Ben Keogh, of Australian Carbon Traders, is hot under the collar about a clause in the vegetation agreements put out by several Catchment Management Authorities (CMAs) in NSW and Victoria, which claims for the CMA all or half the carbon credits that arise from the contracted revegetation work.
“One landholder I know of was offered $800 a hectare to revegetate by his CMA, on a site that will return about 550 tonnes of CO2 equivalents during its lifetime,” Mr Keogh said.
“Break that down and the CMA is offering $2.90 a tonne for the carbon – and they are using government money that was put aside for biodiversity and water quality projects.
“They could sell those carbon credits on the open market for up to $30 a tonne.
“When the CMA is proposing paying a fraction of the market price, with no mention of liability if the carbon is lost, and without knowing what they will actually do with the carbon rights, some big questions hang over their intentions.”

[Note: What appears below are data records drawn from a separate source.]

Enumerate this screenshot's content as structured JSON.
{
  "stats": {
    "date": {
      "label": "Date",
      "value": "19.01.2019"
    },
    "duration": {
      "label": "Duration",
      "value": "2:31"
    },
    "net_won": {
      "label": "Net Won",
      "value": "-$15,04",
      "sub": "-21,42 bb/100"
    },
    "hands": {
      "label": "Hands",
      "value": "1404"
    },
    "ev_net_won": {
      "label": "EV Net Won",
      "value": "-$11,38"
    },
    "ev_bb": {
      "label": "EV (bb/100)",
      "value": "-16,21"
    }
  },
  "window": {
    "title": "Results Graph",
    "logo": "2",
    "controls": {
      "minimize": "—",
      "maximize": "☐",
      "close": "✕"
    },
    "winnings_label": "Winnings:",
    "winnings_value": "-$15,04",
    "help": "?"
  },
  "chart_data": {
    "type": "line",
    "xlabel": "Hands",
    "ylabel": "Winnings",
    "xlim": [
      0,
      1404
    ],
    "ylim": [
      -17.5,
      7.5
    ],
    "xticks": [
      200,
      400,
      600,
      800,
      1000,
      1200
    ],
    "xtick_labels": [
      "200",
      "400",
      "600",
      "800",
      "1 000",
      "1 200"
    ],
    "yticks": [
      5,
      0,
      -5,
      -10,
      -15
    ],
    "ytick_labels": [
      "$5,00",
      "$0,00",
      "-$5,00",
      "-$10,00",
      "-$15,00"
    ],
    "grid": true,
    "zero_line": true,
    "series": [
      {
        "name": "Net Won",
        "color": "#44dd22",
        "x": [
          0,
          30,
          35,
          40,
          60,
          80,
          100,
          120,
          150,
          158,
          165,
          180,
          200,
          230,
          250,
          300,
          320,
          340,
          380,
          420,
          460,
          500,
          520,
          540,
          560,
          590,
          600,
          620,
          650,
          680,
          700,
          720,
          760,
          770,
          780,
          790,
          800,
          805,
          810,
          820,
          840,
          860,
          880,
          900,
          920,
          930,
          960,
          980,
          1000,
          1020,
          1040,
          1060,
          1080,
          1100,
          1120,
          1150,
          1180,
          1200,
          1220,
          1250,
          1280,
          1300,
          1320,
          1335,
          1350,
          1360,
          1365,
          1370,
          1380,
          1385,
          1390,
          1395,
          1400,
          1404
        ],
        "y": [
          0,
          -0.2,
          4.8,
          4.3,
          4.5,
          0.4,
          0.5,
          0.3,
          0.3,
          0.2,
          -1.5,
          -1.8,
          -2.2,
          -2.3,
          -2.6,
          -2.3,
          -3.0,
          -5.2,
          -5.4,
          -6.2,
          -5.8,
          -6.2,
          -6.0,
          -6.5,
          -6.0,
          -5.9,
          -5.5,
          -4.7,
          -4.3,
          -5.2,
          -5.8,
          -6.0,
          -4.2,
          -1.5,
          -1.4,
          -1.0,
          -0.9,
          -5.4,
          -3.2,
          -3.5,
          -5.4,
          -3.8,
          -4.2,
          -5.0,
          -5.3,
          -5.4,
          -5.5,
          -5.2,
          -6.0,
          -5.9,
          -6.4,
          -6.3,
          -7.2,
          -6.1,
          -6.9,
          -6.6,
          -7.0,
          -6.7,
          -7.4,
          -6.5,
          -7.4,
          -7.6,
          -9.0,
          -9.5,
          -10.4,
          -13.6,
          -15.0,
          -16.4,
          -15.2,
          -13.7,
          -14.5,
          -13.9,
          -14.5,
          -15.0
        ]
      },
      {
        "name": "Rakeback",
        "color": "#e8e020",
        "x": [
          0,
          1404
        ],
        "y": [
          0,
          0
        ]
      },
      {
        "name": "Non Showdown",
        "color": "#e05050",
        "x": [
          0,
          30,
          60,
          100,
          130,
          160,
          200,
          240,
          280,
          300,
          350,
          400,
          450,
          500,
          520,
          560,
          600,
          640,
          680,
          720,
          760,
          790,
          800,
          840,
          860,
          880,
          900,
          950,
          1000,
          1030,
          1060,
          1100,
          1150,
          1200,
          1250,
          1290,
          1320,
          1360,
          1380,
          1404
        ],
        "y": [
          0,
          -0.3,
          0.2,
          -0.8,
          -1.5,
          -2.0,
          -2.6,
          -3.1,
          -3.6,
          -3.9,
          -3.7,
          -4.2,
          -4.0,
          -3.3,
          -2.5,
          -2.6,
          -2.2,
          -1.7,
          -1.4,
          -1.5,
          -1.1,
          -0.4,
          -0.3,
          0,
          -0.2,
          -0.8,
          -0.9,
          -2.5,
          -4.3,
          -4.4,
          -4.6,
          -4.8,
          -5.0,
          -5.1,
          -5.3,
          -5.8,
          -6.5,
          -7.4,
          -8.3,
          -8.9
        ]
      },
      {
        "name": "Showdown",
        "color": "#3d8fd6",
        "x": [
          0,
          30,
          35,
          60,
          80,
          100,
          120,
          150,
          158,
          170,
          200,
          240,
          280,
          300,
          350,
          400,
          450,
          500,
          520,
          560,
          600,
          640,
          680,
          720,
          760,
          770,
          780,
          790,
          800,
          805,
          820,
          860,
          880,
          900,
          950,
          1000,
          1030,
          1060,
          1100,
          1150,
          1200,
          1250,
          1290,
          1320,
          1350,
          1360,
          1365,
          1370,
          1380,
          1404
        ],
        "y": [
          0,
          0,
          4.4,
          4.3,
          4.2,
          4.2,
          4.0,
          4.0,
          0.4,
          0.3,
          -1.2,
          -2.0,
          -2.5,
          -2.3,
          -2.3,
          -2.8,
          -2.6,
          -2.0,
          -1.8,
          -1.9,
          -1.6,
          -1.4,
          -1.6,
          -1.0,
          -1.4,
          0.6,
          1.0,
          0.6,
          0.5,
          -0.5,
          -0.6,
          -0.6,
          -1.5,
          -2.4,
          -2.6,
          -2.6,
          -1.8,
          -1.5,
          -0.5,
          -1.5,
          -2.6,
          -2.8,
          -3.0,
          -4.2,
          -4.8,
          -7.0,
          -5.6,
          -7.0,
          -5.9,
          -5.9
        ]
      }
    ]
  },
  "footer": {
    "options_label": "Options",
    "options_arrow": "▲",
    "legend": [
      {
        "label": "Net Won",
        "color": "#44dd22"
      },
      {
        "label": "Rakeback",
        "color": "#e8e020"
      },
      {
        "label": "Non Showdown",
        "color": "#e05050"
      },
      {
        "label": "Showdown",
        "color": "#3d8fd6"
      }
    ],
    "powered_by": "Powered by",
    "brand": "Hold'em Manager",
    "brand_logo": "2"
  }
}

Mr Keogh also warned farmers about signing over carbon rights without understanding the implications if agriculture is “covered” under the Federal Carbon Pollution Reduction Scheme (CPRS) at a later date.
Farmers who commit their carbon, or land, for a low price now may find themselves obliged to buy in carbon if agriculture is later included under the CPRS, and the farm has to account for its emissions.
That could lead to farmers having to buy back carbon from those they sold it to earlier in order to balance the CPRS books.